Da Malpensa, stesso scalo, costo simile.

Visto in Italia tramite l’ambasciata a Roma. Costa 25 €.  http://www.meroma-it.com/index.htm

Vaccini a nastro: dal mal di testa al tifo, dall’encefalite all’epatite, diciamo che in quanto a rischi la Birmania parte bene. Molto di moda anche la febbre dengue, tipica del luogo. Le zanzare aspettano in taxi già all’aeroporto… Sulla profilassi malarica vale il discorso di sempre: è una scelta invasiva e personale.

Ricordiamo che siamo al tropico e non a Cervinia: a ottobre finisce la stagione delle piogge e fino ad aprile è secco. Ci frega e non ci frega…

Ricordiamo pure che la Birmania ufficiale si chiama Myanmar nome che rappresenta non solo l’etnia Burma.

Arrivare è come andare indietro nel tempo. Non parliamo di fusi strani (le 12 in Thailandia sono le 11,30 a Yangon). È una viaggio fuori dai circuiti classici del Sudest Asiatico.

Yangon una volta era Rangoon. È l’ex capitale, oggi trasferita a Naypyidaw, (400 km a nord) e il centro di tutto. Ci sono ancora tutte le ambasciate.

Il Paese, sotto controllo militare con impostazione comunista è una costola della Cina eccetera eccetera… Possiamo dire che è la DDR dei tropici. Che sia di un’altra epoca si capisce subito.

L’aeroporto Mingaladon con tanto di costruzione buddista kitsch, è piccolo e caruccio. Sbrigate la dogana c’è lo slalom fra i facchini improvvisati. I Birmani sono ingenui e poco abituati ai turisti, ma il gioco del fotti-fotti-valigia lo conoscono anche loro.

Ci sono due uffici di cambio in aeroporto per i kyat, la moneta birmana. Conviene di più quello nella hall degli arrivi. È bene avere banconote fruscianti. Bastano un segno o una piegatura e si straniscono.

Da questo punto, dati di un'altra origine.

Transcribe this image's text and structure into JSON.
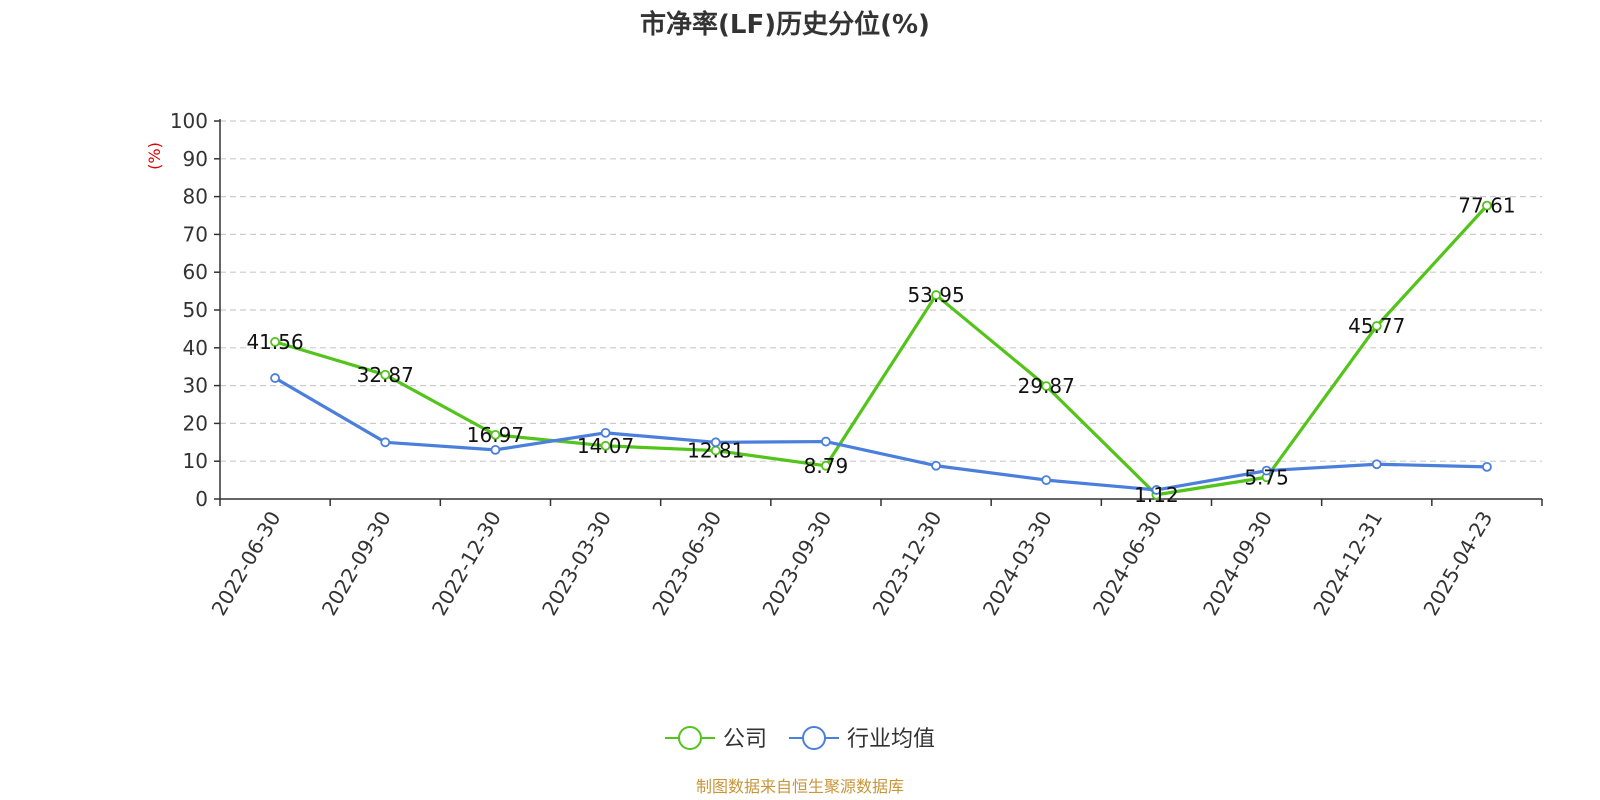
{
  "chart_data": {
    "type": "line",
    "title": "市净率(LF)历史分位(%)",
    "ylabel": "(%)",
    "xlabel": "",
    "ylim": [
      0,
      100
    ],
    "yticks": [
      0,
      10,
      20,
      30,
      40,
      50,
      60,
      70,
      80,
      90,
      100
    ],
    "grid": true,
    "legend_position": "bottom",
    "categories": [
      "2022-06-30",
      "2022-09-30",
      "2022-12-30",
      "2023-03-30",
      "2023-06-30",
      "2023-09-30",
      "2023-12-30",
      "2024-03-30",
      "2024-06-30",
      "2024-09-30",
      "2024-12-31",
      "2025-04-23"
    ],
    "series": [
      {
        "name": "公司",
        "color": "#52c41a",
        "show_labels": true,
        "values": [
          41.56,
          32.87,
          16.97,
          14.07,
          12.81,
          8.79,
          53.95,
          29.87,
          1.12,
          5.75,
          45.77,
          77.61
        ]
      },
      {
        "name": "行业均值",
        "color": "#4a7fdc",
        "show_labels": false,
        "values": [
          32.0,
          15.0,
          13.0,
          17.5,
          15.0,
          15.2,
          8.8,
          5.0,
          2.4,
          7.5,
          9.2,
          8.5
        ]
      }
    ],
    "source": "制图数据来自恒生聚源数据库"
  }
}
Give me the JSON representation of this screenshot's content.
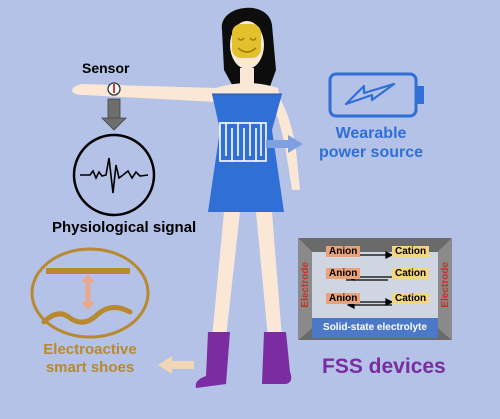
{
  "labels": {
    "sensor": "Sensor",
    "physiological_signal": "Physiological signal",
    "wearable_line1": "Wearable",
    "wearable_line2": "power source",
    "shoes_line1": "Electroactive",
    "shoes_line2": "smart shoes",
    "fss_devices": "FSS devices"
  },
  "battery_cell": {
    "electrode_left": "Electrode",
    "electrode_right": "Electrode",
    "electrolyte": "Solid-state electrolyte",
    "rows": [
      {
        "anion": "Anion",
        "cation": "Cation"
      },
      {
        "anion": "Anion",
        "cation": "Cation"
      },
      {
        "anion": "Anion",
        "cation": "Cation"
      }
    ]
  },
  "colors": {
    "background": "#b3c2e6",
    "dress": "#2f6fd6",
    "skin": "#fbe7d6",
    "hair": "#0d0d0d",
    "face_mask": "#e2c22c",
    "gold": "#b8892f",
    "purple": "#7a2ca0",
    "wearable_blue": "#2f6fd6",
    "electrode_red": "#c2342a"
  },
  "icons": [
    "battery-lightning-icon",
    "heartbeat-signal-icon",
    "sensor-band-icon",
    "electroactive-material-icon"
  ]
}
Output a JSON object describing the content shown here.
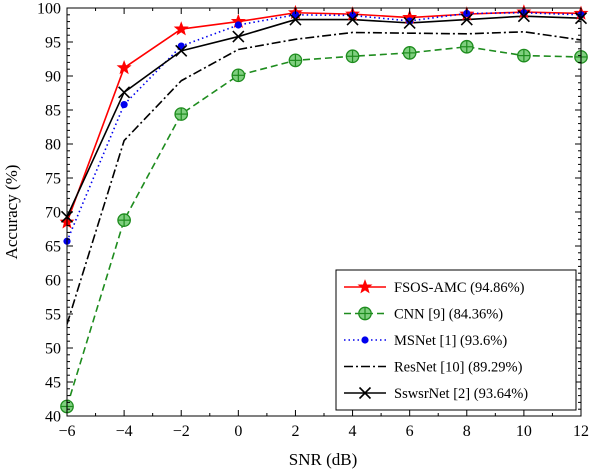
{
  "chart_data": {
    "type": "line",
    "xlabel": "SNR (dB)",
    "ylabel": "Accuracy (%)",
    "xlim": [
      -6,
      12
    ],
    "ylim": [
      40,
      100
    ],
    "x_ticks": [
      -6,
      -4,
      -2,
      0,
      2,
      4,
      6,
      8,
      10,
      12
    ],
    "x_tick_labels": [
      "−6",
      "−4",
      "−2",
      "0",
      "2",
      "4",
      "6",
      "8",
      "10",
      "12"
    ],
    "y_ticks": [
      40,
      45,
      50,
      55,
      60,
      65,
      70,
      75,
      80,
      85,
      90,
      95,
      100
    ],
    "y_tick_labels": [
      "40",
      "45",
      "50",
      "55",
      "60",
      "65",
      "70",
      "75",
      "80",
      "85",
      "90",
      "95",
      "100"
    ],
    "grid": false,
    "legend_position": "bottom-right",
    "x": [
      -6,
      -4,
      -2,
      0,
      2,
      4,
      6,
      8,
      10,
      12
    ],
    "series": [
      {
        "name": "FSOS-AMC (94.86%)",
        "values": [
          68.5,
          91.2,
          96.9,
          98.0,
          99.3,
          99.1,
          98.6,
          99.1,
          99.4,
          99.2
        ],
        "color": "#ff0000",
        "line_style": "solid",
        "marker": "star"
      },
      {
        "name": "CNN [9] (84.36%)",
        "values": [
          41.4,
          68.8,
          84.4,
          90.1,
          92.3,
          92.9,
          93.4,
          94.3,
          93.0,
          92.8
        ],
        "color": "#1e8c1e",
        "line_style": "dashed",
        "marker": "circle-cross"
      },
      {
        "name": "MSNet [1] (93.6%)",
        "values": [
          65.7,
          85.8,
          94.4,
          97.5,
          99.0,
          98.9,
          98.1,
          99.2,
          99.3,
          99.0
        ],
        "color": "#0000ee",
        "line_style": "dotted",
        "marker": "dot"
      },
      {
        "name": "ResNet [10] (89.29%)",
        "values": [
          53.5,
          80.5,
          89.3,
          93.9,
          95.4,
          96.4,
          96.3,
          96.2,
          96.5,
          95.3
        ],
        "color": "#000000",
        "line_style": "dashdot",
        "marker": "none"
      },
      {
        "name": "SswsrNet [2] (93.64%)",
        "values": [
          69.3,
          87.6,
          93.7,
          95.8,
          98.3,
          98.3,
          97.8,
          98.3,
          98.8,
          98.5
        ],
        "color": "#000000",
        "line_style": "solid",
        "marker": "x"
      }
    ]
  }
}
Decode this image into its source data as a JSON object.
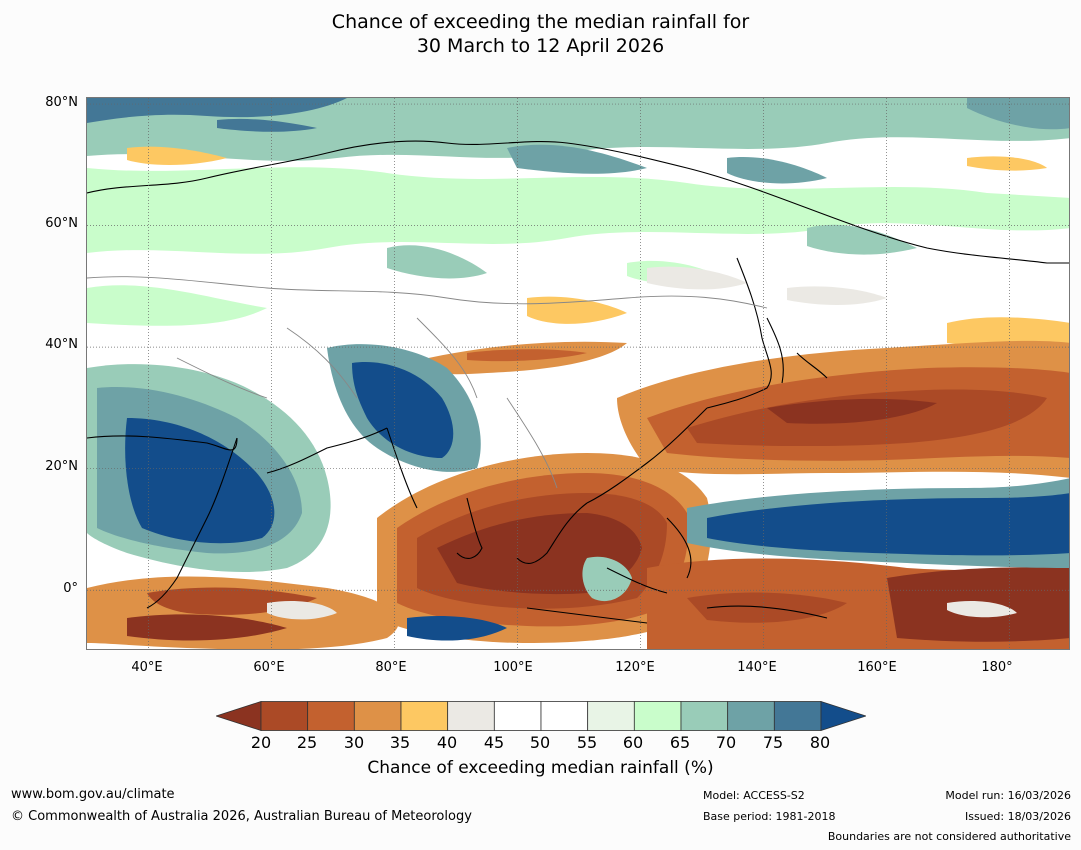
{
  "title": {
    "line1": "Chance of exceeding the median rainfall for",
    "line2": "30 March to 12 April 2026"
  },
  "map": {
    "extent": {
      "lon_min": 30,
      "lon_max": 190,
      "lat_min": -10,
      "lat_max": 81
    },
    "lat_labels": [
      "80°N",
      "60°N",
      "40°N",
      "20°N",
      "0°"
    ],
    "lat_values": [
      80,
      60,
      40,
      20,
      0
    ],
    "lon_labels": [
      "40°E",
      "60°E",
      "80°E",
      "100°E",
      "120°E",
      "140°E",
      "160°E",
      "180°"
    ],
    "lon_values": [
      40,
      60,
      80,
      100,
      120,
      140,
      160,
      180
    ],
    "gridlines": true,
    "regions_description_in_data": false
  },
  "colorbar": {
    "ticks": [
      "20",
      "25",
      "30",
      "35",
      "40",
      "45",
      "50",
      "55",
      "60",
      "65",
      "70",
      "75",
      "80"
    ],
    "colors": [
      "#ab4a26",
      "#c3612f",
      "#de9147",
      "#fdc862",
      "#ebe9e4",
      "#ffffff",
      "#ffffff",
      "#e8f4e6",
      "#c9fdcb",
      "#99ccb8",
      "#6ea2a6",
      "#437796"
    ],
    "under_color": "#8b3320",
    "over_color": "#134d8b",
    "label": "Chance of exceeding median rainfall (%)"
  },
  "footer": {
    "url": "www.bom.gov.au/climate",
    "copyright": "© Commonwealth of Australia 2026, Australian Bureau of Meteorology",
    "model": "Model: ACCESS-S2",
    "base_period": "Base period: 1981-2018",
    "model_run": "Model run: 16/03/2026",
    "issued": "Issued: 18/03/2026",
    "disclaimer": "Boundaries are not considered authoritative"
  }
}
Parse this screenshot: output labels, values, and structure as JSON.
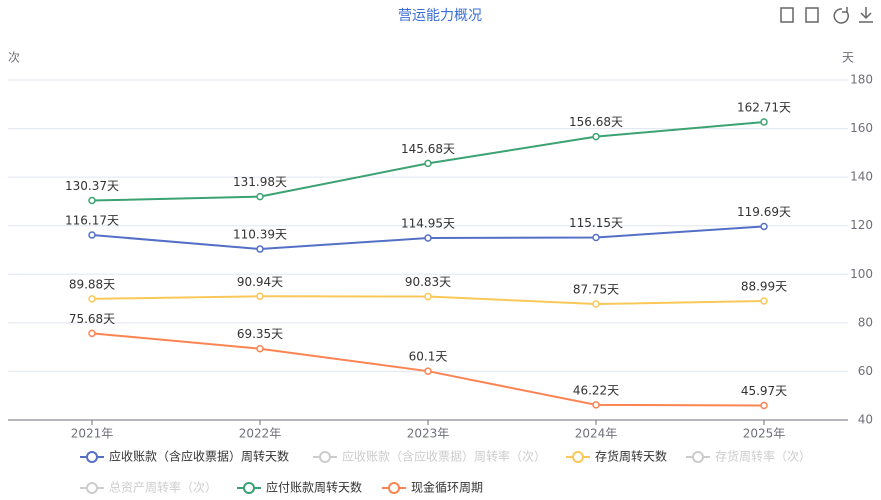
{
  "chart_data": {
    "type": "line",
    "title": "营运能力概况",
    "yaxis_name": "次",
    "y2axis_name": "天",
    "categories": [
      "2021年",
      "2022年",
      "2023年",
      "2024年",
      "2025年"
    ],
    "y2lim": [
      40,
      180
    ],
    "y2ticks": [
      40,
      60,
      80,
      100,
      120,
      140,
      160,
      180
    ],
    "grid": true,
    "legend": "bottom",
    "series": [
      {
        "name": "应收账款（含应收票据）周转天数",
        "color": "#5470c6",
        "axis": "y2",
        "visible": true,
        "values": [
          116.17,
          110.39,
          114.95,
          115.15,
          119.69
        ],
        "value_labels": [
          "116.17天",
          "110.39天",
          "114.95天",
          "115.15天",
          "119.69天"
        ]
      },
      {
        "name": "应收账款（含应收票据）周转率（次）",
        "color": "#cccccc",
        "visible": false
      },
      {
        "name": "存货周转天数",
        "color": "#fac858",
        "axis": "y2",
        "visible": true,
        "values": [
          89.88,
          90.94,
          90.83,
          87.75,
          88.99
        ],
        "value_labels": [
          "89.88天",
          "90.94天",
          "90.83天",
          "87.75天",
          "88.99天"
        ]
      },
      {
        "name": "存货周转率（次）",
        "color": "#cccccc",
        "visible": false
      },
      {
        "name": "总资产周转率（次）",
        "color": "#cccccc",
        "visible": false
      },
      {
        "name": "应付账款周转天数",
        "color": "#3ba272",
        "axis": "y2",
        "visible": true,
        "values": [
          130.37,
          131.98,
          145.68,
          156.68,
          162.71
        ],
        "value_labels": [
          "130.37天",
          "131.98天",
          "145.68天",
          "156.68天",
          "162.71天"
        ]
      },
      {
        "name": "现金循环周期",
        "color": "#fc8452",
        "axis": "y2",
        "visible": true,
        "values": [
          75.68,
          69.35,
          60.1,
          46.22,
          45.97
        ],
        "value_labels": [
          "75.68天",
          "69.35天",
          "60.1天",
          "46.22天",
          "45.97天"
        ]
      }
    ]
  }
}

All’esterno nuvole gonfie e taxi giapponesi sfondati.

Sequenza logica:

  • le auto hanno il volante a destra all’inglese
  • il senso di marcia, finito il colonialismo, è tornato a destra come da noi
  • in Birmania guidano strano.

Per il centro di Yangon ci vuole mezz’ora e la corsa costa meno di 5 € in kyat, trattando prima.

Umido e verde ovunque. S’incrociano tanti motorini e risciò. L’impatto con la periferia è simile a Cambogia e Vietnam (vedi nel sito) ma meno incasinato.

Passati un paio di laghetti si arriva al Motherland Inn 2 sulla Pazundaung Road.

http://www.myanmarmotherlandinn.com

35 dollari a notte compresa la colazione. Chi si aspettasse un 5 stelle con spa può orientarsi altrove, ma è molto pulito. Va detto che l’accoglienza dei Birmani è straordinaria. Sono ospitali oltre immaginazione.

La struttura è verde menta, come quasi ogni cosa in Birmania. Il verde distende i nervi e la cosa ci piace.

Da notare: la corrente ha la presa inglese; senza adattatore il cellulare non si carica. Una volta carico non serve comunque, perché il servizio roaming in Birmania non c’è. Spesso di giorno viene staccata ed erogata di nuovo dal tramonto alle 6 di mattina.

Citazioni: lo diceva Neruda che in Birmania se suda… Quello che non diceva è che sudano solo gli stranieri. I Burma sono abituati. Il clima costa tre magliette al giorno senza muoversi troppo. Per sudarne una quarta basta una birra Myanmar da 66 cl a meno di 1 € direttamente in hotel. La Birmania è all’80% buddista e l’alcol non è un tabù.

Giro in zona. L’area dell’hotel è a 400 metri dalla convergenza tra il fiume Yagon e il Bago. 100 metri davanti c’è un altro canale. È pieno d’acqua marrone e come in tutto il Sudest asiatico il topo e il rettile sono di casa. È bene saperlo.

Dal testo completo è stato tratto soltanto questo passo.